A British Quaker, Richard Rowntree, advocated moving the UN Headquarters from New York to Jerusalem and years later Sir Sydney Giffard, a former British Ambassador to Japan, presented the social and economic advantages to Israelis and Palestinians of moving the UN Headquarters to the vicinity of Jerusalem (Spectator link only accessible if account created). Whilst recognising difficulties and obstacles, Giffard felt that UN member states giving determined support to this project “could enable the UN to effect a transformation – both of its own and of the region’s character – of historic significance”.
But after 50 years the Palestinians, as Macintyre points out, “a resourceful and mainly well-educated population, are still imprisoned in a maze of checkpoints closures and military zones, deprived of civil and political rights and governed by martial law (denounced by Mehdi Hasan here, destruction of sewage system pictured above). And all this nearly three decades after Yasser Arafat agreed to end the conflict in return for a state on Gaza, the West Bank and East Jerusalem – 22% of historic Palestine (Even Hamas, so long one of many excuses for not reaching a deal, last month issued its qualified support for such an outcome)”.

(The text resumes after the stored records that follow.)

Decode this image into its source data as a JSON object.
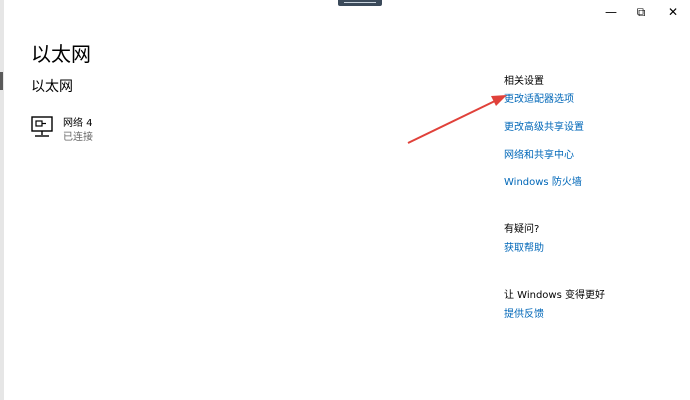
{
  "page": {
    "title": "以太网"
  },
  "section": {
    "title": "以太网"
  },
  "network": {
    "name": "网络 4",
    "status": "已连接",
    "icon": "network-pc-icon"
  },
  "related": {
    "heading": "相关设置",
    "links": [
      "更改适配器选项",
      "更改高级共享设置",
      "网络和共享中心",
      "Windows 防火墙"
    ]
  },
  "help": {
    "heading": "有疑问?",
    "link": "获取帮助"
  },
  "feedback": {
    "heading": "让 Windows 变得更好",
    "link": "提供反馈"
  },
  "window_controls": {
    "minimize": "—",
    "maximize": "⧉",
    "close": "✕"
  },
  "colors": {
    "link": "#0067b8",
    "annotation_arrow": "#e0413a"
  }
}
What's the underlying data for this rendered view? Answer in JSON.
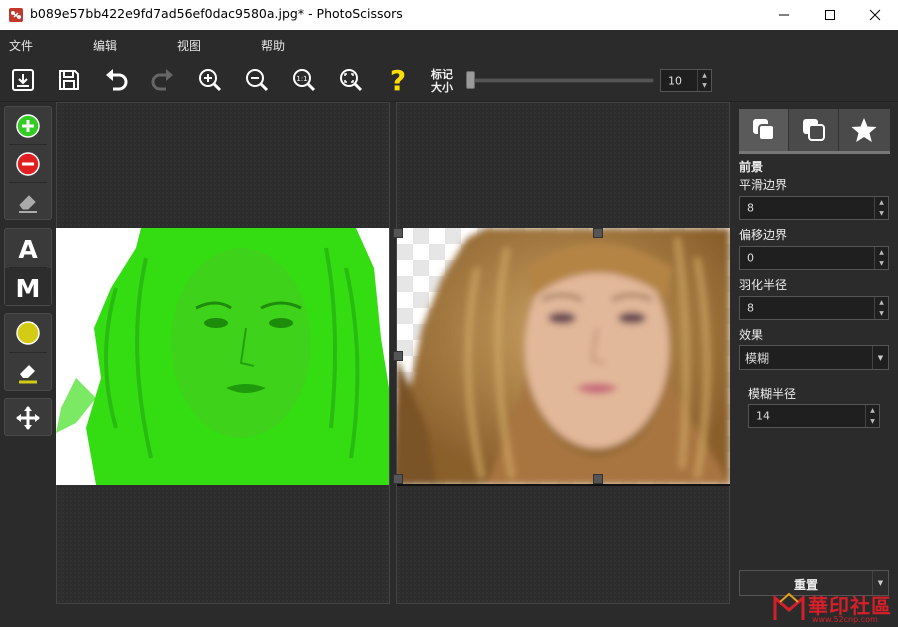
{
  "window": {
    "title": "b089e57bb422e9fd7ad56ef0dac9580a.jpg* - PhotoScissors",
    "minimize_icon": "minimize-icon",
    "maximize_icon": "maximize-icon",
    "close_icon": "close-icon"
  },
  "menu": {
    "items": [
      "文件",
      "编辑",
      "视图",
      "帮助"
    ]
  },
  "toolbar": {
    "buttons": [
      "open-icon",
      "save-icon",
      "undo-icon",
      "redo-icon",
      "zoom-in-icon",
      "zoom-out-icon",
      "zoom-actual-icon",
      "zoom-fit-icon",
      "help-icon"
    ],
    "marker_label_line1": "标记",
    "marker_label_line2": "大小",
    "marker_size_value": "10"
  },
  "left_tools": {
    "group1": [
      "add-foreground-marker-icon",
      "add-background-marker-icon",
      "eraser-icon"
    ],
    "group2": [
      "A",
      "M"
    ],
    "group3": [
      "color-picker-icon",
      "color-eraser-icon"
    ],
    "group4": [
      "move-icon"
    ]
  },
  "right_panel": {
    "tabs": [
      "foreground-tab-icon",
      "background-tab-icon",
      "favorites-tab-icon"
    ],
    "section_title": "前景",
    "smooth_edge_label": "平滑边界",
    "smooth_edge_value": "8",
    "offset_edge_label": "偏移边界",
    "offset_edge_value": "0",
    "feather_radius_label": "羽化半径",
    "feather_radius_value": "8",
    "effect_label": "效果",
    "effect_value": "模糊",
    "blur_radius_label": "模糊半径",
    "blur_radius_value": "14",
    "reset_label": "重置"
  },
  "watermark": {
    "text": "華印社區",
    "url": "www.52cnp.com"
  },
  "colors": {
    "accent_green": "#33cc22",
    "accent_red": "#e02020",
    "help_yellow": "#ffdd00"
  }
}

“The West should reflect on its part in prolonging the Israeli-Palestinian conflict”
Under this heading, Macintyre points out that the US provides Israel with over $3bn (£2.3bn) a year in military aid and the EU implements trade agreements which exempt only the most flagrant economic activity in the settlements from its provisions, leading Benjamin Netanyahu to believe he can maintain the occupation with impunity.
He summarises the potential gains of a peace agreement for Israel: “full diplomatic and economic relations with the Arab world, an end to the growing perception of Israel as an apartheid state, the reduction of costs – moral and financial – to its own citizens of using a conscript army to enforce the occupation”.
Co-existence in Iran
In several Stirrer articles, opening with this one, Richard Lutz reports on his visits to Iran – as a Jew, albeit lapsed – and Roger Cohen’s account in the New York Times is not to be missed. He – like Lutz, “treated with such consistent warmth” in Iran, says, “It’s important to decide what’s more significant: the annihilationist anti-Israel ranting, the Holocaust denial and other Iranian provocations — or the fact of a Jewish community living, working and worshipping in relative tranquillity. Perhaps I have a bias toward facts over words, but I say the reality of Iranian civility toward Jews tells us more about Iran — its sophistication and culture — than all the inflammatory rhetoric”.
As so many civilised Israelis and Palestinians work for peace, some details recorded here, and the settlement of Neve Shalom (above) shows what is possible, Macintyre ends by saying that it is not just the Israelis and the Palestinians who should be reflecting this week on the impact of what is surely the longest occupation in modern history:
“It is time for the Western powers to reflect on their part in prolonging a conflict which will never end of its own accord”.